Disk /dev/md1: 2000.3 GB, 2000340168704 bytes
2 heads, 4 sectors/track, 488364299 cylinders, total 3906914392 sectors
Units = sectors of 1 * 512 = 512 bytes
Sector size (logical/physical): 512 bytes / 4096 bytes
I/O size (minimum/optimal): 4096 bytes / 4096 bytes
Alignment offset: 512 bytes
Disk identifier: 0x00000000
Disk /dev/md1 doesn't contain a valid partition table
Notice that my /dev/sda2 and /dev/sdb2 are marked as partition type 'fd Linux raid autodetect' whereas your equivalent partitions are plain type '83 Linux'. EITHER that means it's not Linux software RAID in which case like Bushflyr said you are likely out of luck OR it means it couldn't auto-detect because mdadm wasn't installed at boot time.

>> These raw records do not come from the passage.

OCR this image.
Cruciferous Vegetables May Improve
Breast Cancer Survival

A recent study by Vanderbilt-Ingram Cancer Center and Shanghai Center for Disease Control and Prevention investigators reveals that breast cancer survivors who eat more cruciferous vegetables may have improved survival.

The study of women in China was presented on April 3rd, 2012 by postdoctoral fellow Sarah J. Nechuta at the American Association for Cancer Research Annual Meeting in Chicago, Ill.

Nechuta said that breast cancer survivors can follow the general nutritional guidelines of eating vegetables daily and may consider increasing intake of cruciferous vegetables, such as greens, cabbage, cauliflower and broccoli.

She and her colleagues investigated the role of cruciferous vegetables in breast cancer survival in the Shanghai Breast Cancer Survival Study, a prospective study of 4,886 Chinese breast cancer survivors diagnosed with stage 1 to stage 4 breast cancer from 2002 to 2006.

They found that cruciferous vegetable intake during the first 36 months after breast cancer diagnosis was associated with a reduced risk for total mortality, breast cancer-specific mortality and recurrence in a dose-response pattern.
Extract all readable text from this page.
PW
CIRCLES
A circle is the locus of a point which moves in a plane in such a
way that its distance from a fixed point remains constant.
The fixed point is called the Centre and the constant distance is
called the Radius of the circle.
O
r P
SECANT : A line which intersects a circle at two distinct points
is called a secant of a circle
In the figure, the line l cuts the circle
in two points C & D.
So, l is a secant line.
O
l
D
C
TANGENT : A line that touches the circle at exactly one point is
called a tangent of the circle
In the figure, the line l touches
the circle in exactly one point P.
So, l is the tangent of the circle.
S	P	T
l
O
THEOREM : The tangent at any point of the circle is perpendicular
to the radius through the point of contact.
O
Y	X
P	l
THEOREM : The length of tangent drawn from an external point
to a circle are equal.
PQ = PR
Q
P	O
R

You *may* be able to force mdadm to detect AFTER boot but that's beyond my expertise - I don't want to suggest something that might corrupt your data. EDIT: it should be quite safe to at least try:
Code:
sudo mdadm --examine /dev/sda2
Code:
sudo mdadm --examine /dev/sdb2
which will tell you if mdadm can detect a RAID superblock on either of the candidate partitions (I just did it on my running system and nothing bad happened).